Carew Castle changed from a fortress to a grand Elizabethan mansion on a flat site by the Carew River. The castle was begun after 1100 by Gerald of Windsor with a stone tower, unusual in these first castles. This remains amid later additions made for the de Carew family in the 1280s on the east side of the courtyard. The dramatic west side was built in the early fourteenth century, with a great hall between two drum towers. The transformation into a Tudor house began around 1507 with Sir Rhys ap Thomas, one of the Welsh knights who had risen to prominence with the new Welsh dynasty, the Tudors. The entrance to the great hall has the arms of Henry VII, his eldest son Prince Arthur and Arthur’s bride Catherine of Aragon. But Arthur died, and the family fell foul of the second son, Henry VIII. Sir Rhys’ grandson, Sir Rhys ap Gruffudd, was executed in 1531. So it was Sir John Perrot, a favourite of Elizabeth I, who completed the work or nearly did before his disgrace in 1591. On the northern front is a display of Elizabethan mullioned windows with two semi-circular bow windows to break the length.

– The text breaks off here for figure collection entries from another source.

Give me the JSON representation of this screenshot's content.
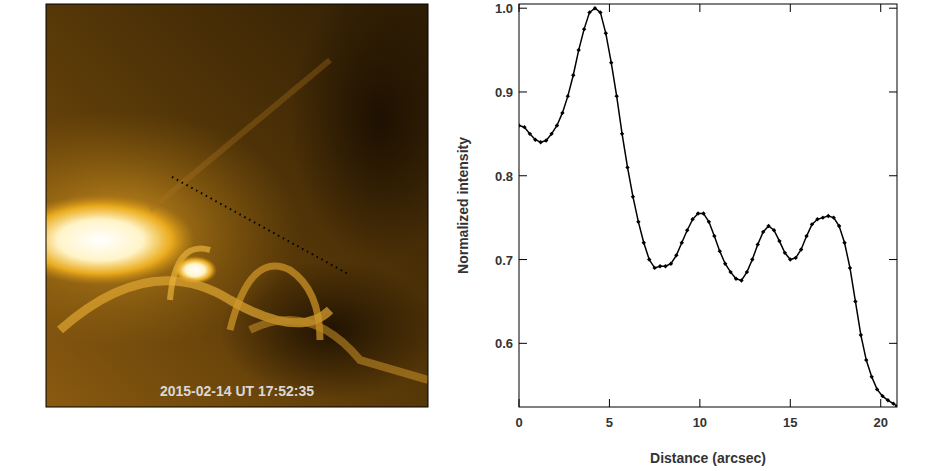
{
  "chart_data": {
    "type": "line",
    "xlabel": "Distance (arcsec)",
    "ylabel": "Normalized intensity",
    "x": [
      0,
      0.3,
      0.6,
      0.9,
      1.2,
      1.5,
      1.8,
      2.1,
      2.4,
      2.7,
      3.0,
      3.3,
      3.6,
      3.9,
      4.2,
      4.5,
      4.8,
      5.1,
      5.4,
      5.7,
      6.0,
      6.3,
      6.6,
      6.9,
      7.2,
      7.5,
      7.8,
      8.1,
      8.4,
      8.7,
      9.0,
      9.3,
      9.6,
      9.9,
      10.2,
      10.5,
      10.8,
      11.1,
      11.4,
      11.7,
      12.0,
      12.3,
      12.6,
      12.9,
      13.2,
      13.5,
      13.8,
      14.1,
      14.4,
      14.7,
      15.0,
      15.3,
      15.6,
      15.9,
      16.2,
      16.5,
      16.8,
      17.1,
      17.4,
      17.7,
      18.0,
      18.3,
      18.6,
      18.9,
      19.2,
      19.5,
      19.8,
      20.1,
      20.4,
      20.7,
      20.9
    ],
    "values": [
      0.86,
      0.858,
      0.85,
      0.843,
      0.84,
      0.842,
      0.85,
      0.86,
      0.875,
      0.895,
      0.92,
      0.95,
      0.975,
      0.995,
      1.0,
      0.995,
      0.97,
      0.935,
      0.895,
      0.85,
      0.81,
      0.775,
      0.745,
      0.72,
      0.7,
      0.69,
      0.692,
      0.692,
      0.695,
      0.705,
      0.72,
      0.735,
      0.748,
      0.755,
      0.755,
      0.745,
      0.728,
      0.71,
      0.695,
      0.685,
      0.677,
      0.675,
      0.685,
      0.7,
      0.718,
      0.733,
      0.74,
      0.735,
      0.722,
      0.708,
      0.7,
      0.702,
      0.712,
      0.728,
      0.742,
      0.748,
      0.75,
      0.752,
      0.75,
      0.74,
      0.72,
      0.69,
      0.65,
      0.61,
      0.58,
      0.56,
      0.545,
      0.537,
      0.532,
      0.528,
      0.525
    ],
    "color": "#000000",
    "marker": "diamond",
    "line_style": "solid",
    "xlim": [
      0,
      20.9
    ],
    "ylim": [
      0.524,
      1.005
    ],
    "xticks": [
      0,
      5,
      10,
      15,
      20
    ],
    "yticks": [
      0.6,
      0.7,
      0.8,
      0.9,
      {
        "value": 1.0,
        "label": "1.0"
      }
    ],
    "grid": false
  },
  "image_panel": {
    "timestamp": "2015-02-14 UT 17:52:35"
  }
}
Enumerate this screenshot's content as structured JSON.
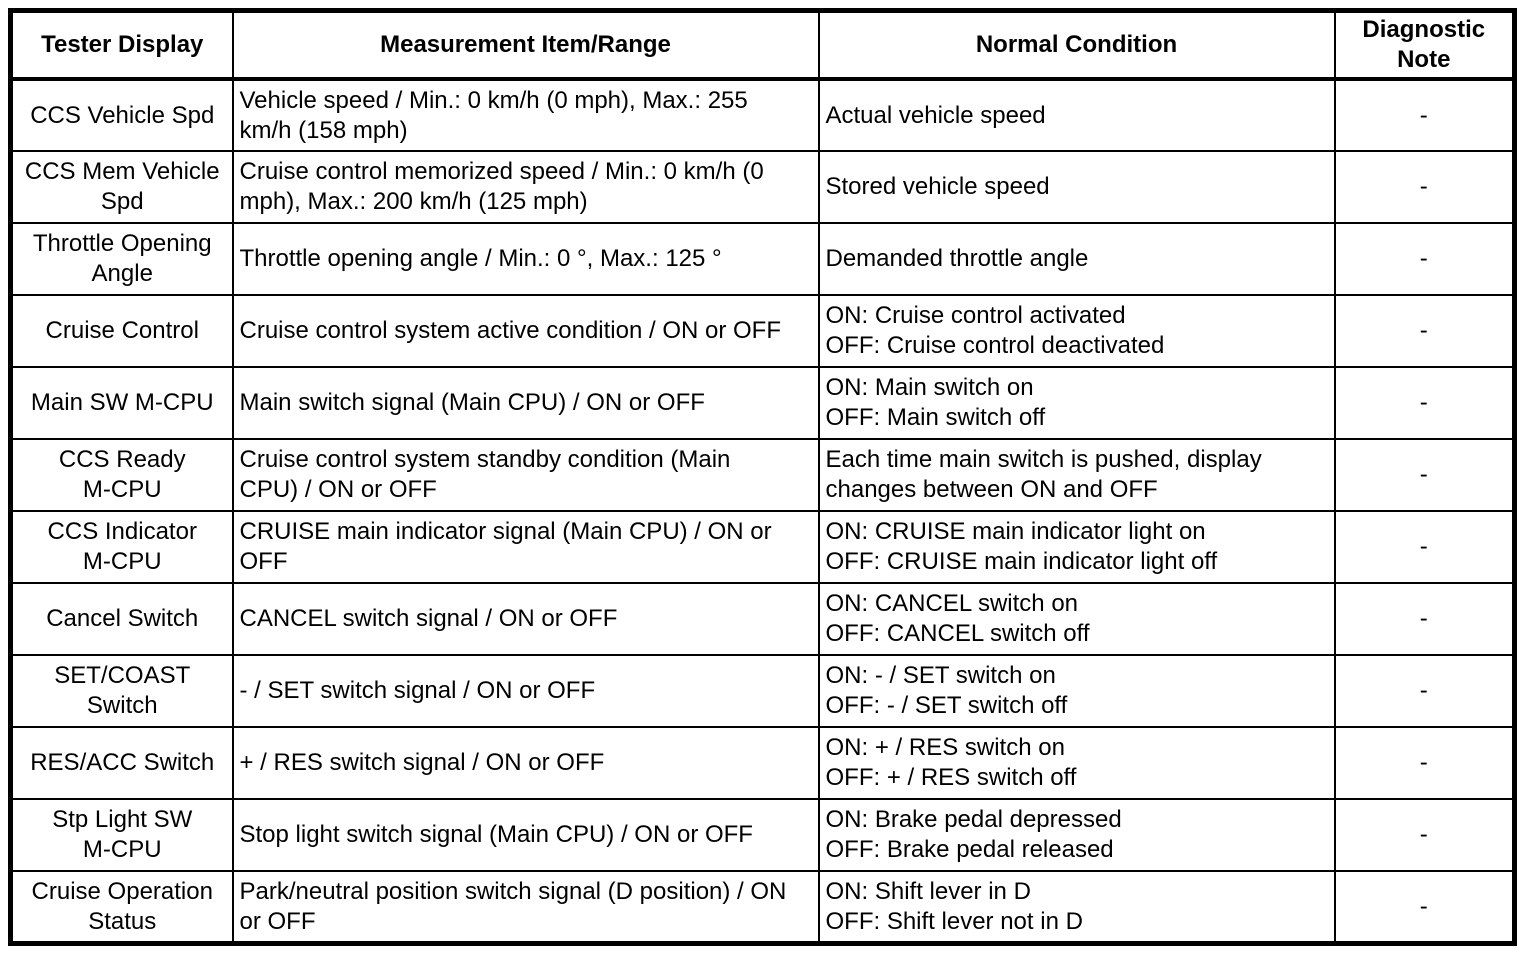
{
  "table": {
    "headers": {
      "tester_display": "Tester Display",
      "measurement_item_range": "Measurement Item/Range",
      "normal_condition": "Normal Condition",
      "diagnostic_note": "Diagnostic\nNote"
    },
    "rows": [
      {
        "tester_display": "CCS Vehicle Spd",
        "measurement_item_range": "Vehicle speed / Min.: 0 km/h (0 mph), Max.: 255 km/h (158 mph)",
        "normal_condition": "Actual vehicle speed",
        "diagnostic_note": "-"
      },
      {
        "tester_display": "CCS Mem Vehicle\nSpd",
        "measurement_item_range": "Cruise control memorized speed / Min.: 0 km/h (0 mph), Max.: 200 km/h (125 mph)",
        "normal_condition": "Stored vehicle speed",
        "diagnostic_note": "-"
      },
      {
        "tester_display": "Throttle Opening\nAngle",
        "measurement_item_range": "Throttle opening angle / Min.: 0 °, Max.: 125 °",
        "normal_condition": "Demanded throttle angle",
        "diagnostic_note": "-"
      },
      {
        "tester_display": "Cruise Control",
        "measurement_item_range": "Cruise control system active condition / ON or OFF",
        "normal_condition": "ON: Cruise control activated\nOFF: Cruise control deactivated",
        "diagnostic_note": "-"
      },
      {
        "tester_display": "Main SW M-CPU",
        "measurement_item_range": "Main switch signal (Main CPU) / ON or OFF",
        "normal_condition": "ON: Main switch on\nOFF: Main switch off",
        "diagnostic_note": "-"
      },
      {
        "tester_display": "CCS Ready\nM-CPU",
        "measurement_item_range": "Cruise control system standby condition (Main CPU) / ON or OFF",
        "normal_condition": "Each time main switch is pushed, display changes between ON and OFF",
        "diagnostic_note": "-"
      },
      {
        "tester_display": "CCS Indicator\nM-CPU",
        "measurement_item_range": "CRUISE main indicator signal (Main CPU) / ON or OFF",
        "normal_condition": "ON: CRUISE main indicator light on\nOFF: CRUISE main indicator light off",
        "diagnostic_note": "-"
      },
      {
        "tester_display": "Cancel Switch",
        "measurement_item_range": "CANCEL switch signal / ON or OFF",
        "normal_condition": "ON: CANCEL switch on\nOFF: CANCEL switch off",
        "diagnostic_note": "-"
      },
      {
        "tester_display": "SET/COAST\nSwitch",
        "measurement_item_range": "- / SET switch signal / ON or OFF",
        "normal_condition": "ON: - / SET switch on\nOFF: - / SET switch off",
        "diagnostic_note": "-"
      },
      {
        "tester_display": "RES/ACC Switch",
        "measurement_item_range": "+ / RES switch signal / ON or OFF",
        "normal_condition": "ON: + / RES switch on\nOFF: + / RES switch off",
        "diagnostic_note": "-"
      },
      {
        "tester_display": "Stp Light SW\nM-CPU",
        "measurement_item_range": "Stop light switch signal (Main CPU) / ON or OFF",
        "normal_condition": "ON: Brake pedal depressed\nOFF: Brake pedal released",
        "diagnostic_note": "-"
      },
      {
        "tester_display": "Cruise Operation\nStatus",
        "measurement_item_range": "Park/neutral position switch signal (D position) / ON or OFF",
        "normal_condition": "ON: Shift lever in D\nOFF: Shift lever not in D",
        "diagnostic_note": "-"
      }
    ]
  }
}
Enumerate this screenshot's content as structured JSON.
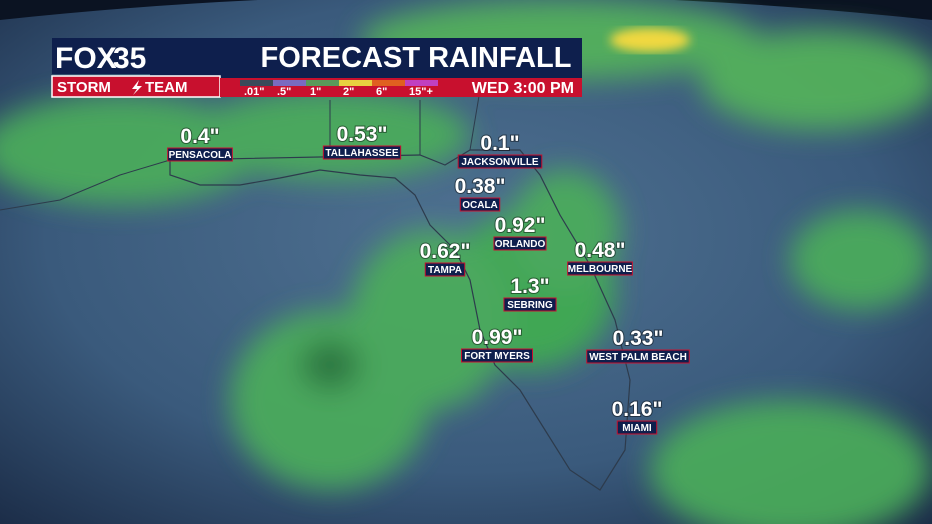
{
  "header": {
    "logo_fox": "FOX",
    "logo_number": "35",
    "team_left": "STORM",
    "team_right": "TEAM",
    "title": "FORECAST RAINFALL",
    "valid_time": "WED 3:00 PM",
    "legend": [
      ".01\"",
      ".5\"",
      "1\"",
      "2\"",
      "6\"",
      "15\"+"
    ]
  },
  "cities": [
    {
      "name": "PENSACOLA",
      "amount": "0.4\""
    },
    {
      "name": "TALLAHASSEE",
      "amount": "0.53\""
    },
    {
      "name": "JACKSONVILLE",
      "amount": "0.1\""
    },
    {
      "name": "OCALA",
      "amount": "0.38\""
    },
    {
      "name": "ORLANDO",
      "amount": "0.92\""
    },
    {
      "name": "TAMPA",
      "amount": "0.62\""
    },
    {
      "name": "MELBOURNE",
      "amount": "0.48\""
    },
    {
      "name": "SEBRING",
      "amount": "1.3\""
    },
    {
      "name": "FORT MYERS",
      "amount": "0.99\""
    },
    {
      "name": "WEST PALM BEACH",
      "amount": "0.33\""
    },
    {
      "name": "MIAMI",
      "amount": "0.16\""
    }
  ]
}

The castle was damaged in the civil war and gradually ruined.
Across the spectacular tidal mill-pond is a large nineteenth-century Tidal Mill, and by the car park, the Carew Cross, the best Celtic Cross in Britain, erected in about 1035, covered in Celtic patterning.
Carew Castle is leased to the Pembrokeshire Coast National Park Authority and is run as a visitor attraction and educational site.